S. Radunz1, A. Kirschner1, J. M. Theysohn2, C. Schotten3, T. Benkö1

1General, Visceral and Transplant Surgery, University Hospital Essen, Essen, Germany, 2Diagnostic and Interventional Radiology and Neurradiology, University Hospital Essen, Essen, Germany, 3Gastroenterology and Hepatology, University Hospital Essen, Essen, Germany

Meeting: 2019 American Transplant Congress

Abstract number: D122

Keywords: Hepatocellular carcinoma, Liver, Liver transplantation, Tumor recurrence

Session Information

Session Name: Poster Session D: Liver: Hepatocellular Carcinoma and Other Malignancies

Session Type: Poster Session

Date: Tuesday, June 4, 2019

Session Time: 6:00pm-7:00pm

 Presentation Time: 6:00pm-7:00pm

Location: Hall C & D

*Purpose: As a bridge to liver transplantation, locoregional treatments are commonly employed in hepatocellular carcinoma (HCC) patients to prevent tumor progression during waiting time. Objective of our study was to evaluate the rate of complete pathologic response in patients undergoing locoregional bridging treatment, to analyze the effect of complete pathologic response on post-transplant recurrence, and identify factors that predict the ability to achieve complete pathologic response after undergoing locoregional bridging treatment.

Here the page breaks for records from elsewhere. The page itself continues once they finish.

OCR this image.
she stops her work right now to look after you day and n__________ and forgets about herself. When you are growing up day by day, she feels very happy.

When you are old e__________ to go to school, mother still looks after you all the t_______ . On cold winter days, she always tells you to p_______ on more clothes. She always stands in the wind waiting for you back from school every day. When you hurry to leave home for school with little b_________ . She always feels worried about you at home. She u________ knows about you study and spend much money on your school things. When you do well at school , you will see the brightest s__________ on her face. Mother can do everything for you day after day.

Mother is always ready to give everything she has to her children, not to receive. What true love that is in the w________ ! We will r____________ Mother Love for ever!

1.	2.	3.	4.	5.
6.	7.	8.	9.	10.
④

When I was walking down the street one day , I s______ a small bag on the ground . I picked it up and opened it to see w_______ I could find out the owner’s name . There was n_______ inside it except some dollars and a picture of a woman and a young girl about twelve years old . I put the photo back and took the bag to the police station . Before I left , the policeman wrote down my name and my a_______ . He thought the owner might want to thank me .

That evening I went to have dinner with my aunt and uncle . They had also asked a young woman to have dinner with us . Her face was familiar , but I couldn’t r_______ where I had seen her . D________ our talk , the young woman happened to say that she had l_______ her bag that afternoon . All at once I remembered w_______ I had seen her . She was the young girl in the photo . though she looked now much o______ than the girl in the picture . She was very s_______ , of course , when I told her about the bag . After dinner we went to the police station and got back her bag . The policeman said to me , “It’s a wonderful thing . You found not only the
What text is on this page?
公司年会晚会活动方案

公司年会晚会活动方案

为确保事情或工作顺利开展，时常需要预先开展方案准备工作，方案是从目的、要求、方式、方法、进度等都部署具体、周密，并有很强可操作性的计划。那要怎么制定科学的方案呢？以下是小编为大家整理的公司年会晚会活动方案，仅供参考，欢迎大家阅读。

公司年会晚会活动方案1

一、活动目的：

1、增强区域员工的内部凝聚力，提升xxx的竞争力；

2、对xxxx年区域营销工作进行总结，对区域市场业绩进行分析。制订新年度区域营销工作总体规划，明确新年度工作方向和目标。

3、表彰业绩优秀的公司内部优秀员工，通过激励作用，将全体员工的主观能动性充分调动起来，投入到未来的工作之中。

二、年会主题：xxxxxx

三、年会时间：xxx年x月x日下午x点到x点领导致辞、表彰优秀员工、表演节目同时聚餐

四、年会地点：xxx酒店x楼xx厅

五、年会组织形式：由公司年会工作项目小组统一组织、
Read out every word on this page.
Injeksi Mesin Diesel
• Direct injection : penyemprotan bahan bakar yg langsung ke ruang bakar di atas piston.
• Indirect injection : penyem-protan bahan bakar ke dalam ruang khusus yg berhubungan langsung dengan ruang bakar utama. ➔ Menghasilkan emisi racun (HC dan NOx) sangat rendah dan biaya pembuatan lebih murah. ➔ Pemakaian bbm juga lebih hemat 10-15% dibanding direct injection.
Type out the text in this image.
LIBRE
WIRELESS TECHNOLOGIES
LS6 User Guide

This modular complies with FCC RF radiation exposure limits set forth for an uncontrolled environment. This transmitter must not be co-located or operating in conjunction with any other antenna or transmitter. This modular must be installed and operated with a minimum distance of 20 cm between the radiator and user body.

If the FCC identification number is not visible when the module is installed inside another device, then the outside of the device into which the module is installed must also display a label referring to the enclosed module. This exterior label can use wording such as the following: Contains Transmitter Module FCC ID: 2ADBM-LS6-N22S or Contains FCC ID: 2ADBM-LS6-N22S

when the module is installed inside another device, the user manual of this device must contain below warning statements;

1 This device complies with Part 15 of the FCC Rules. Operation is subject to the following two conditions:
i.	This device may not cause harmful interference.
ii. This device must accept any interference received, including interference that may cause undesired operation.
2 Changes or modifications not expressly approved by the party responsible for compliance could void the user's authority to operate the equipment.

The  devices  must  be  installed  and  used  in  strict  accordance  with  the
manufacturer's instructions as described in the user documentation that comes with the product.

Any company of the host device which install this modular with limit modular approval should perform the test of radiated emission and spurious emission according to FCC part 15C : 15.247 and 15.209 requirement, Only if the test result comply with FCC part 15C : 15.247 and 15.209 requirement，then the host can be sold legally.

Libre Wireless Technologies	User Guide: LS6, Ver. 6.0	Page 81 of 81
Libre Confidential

*Methods: We performed a retrospective review of all adult patients who underwent liver transplantation for HCC between January 2007 and December 2017 in our transplant center. Locoregional bridging therapies included radiofrequency ablation, TACE, radioembolization or a combination of the above. The type and number of treatment as well as the time from last treatment to liver transplantation was recorded.

*Results: On explant specimen, complete pathologic tumor necrosis was achieved in 35.4% of patients while 64.6% of patients achieved partial or no tumor necrosis. There were no differences regarding age, gender, underlying liver disease, MELD score and Milan criteria in patients with complete tumor necrosis compared to patients without. Patients with treatment response had significantly smaller (28 [12-175] vs. 36 [12-225] mm, p 0.0023) and less tumor nodules (>3 nodules in 20.7% vs. 37.4%, p 0.0278). Pre-treatment AFP was lower in the complete response group, however, this did not reach statistical significance (14.1 [1.1-43611.0] vs. 28.0 [1.1-538184.0] IU/ml, p 0.0760). On explant specimen, poor differentiation (1.6% vs. 21.7%, p 0.0003) and microvascular invasion (0.0% vs. 20.0%, p 0.0001) was significantly less frequently present in the complete response group. In the entire cohort, 16.3% of patients developed recurrent HCC. Tumor recurrence was significantly less frequent among patients with complete treatment response (3.2% vs. 23.5%, p 0.0005). Multivariate analysis detected tumor size and numbers as well as poor differentiation being individually associated with decreased odds of treatment response.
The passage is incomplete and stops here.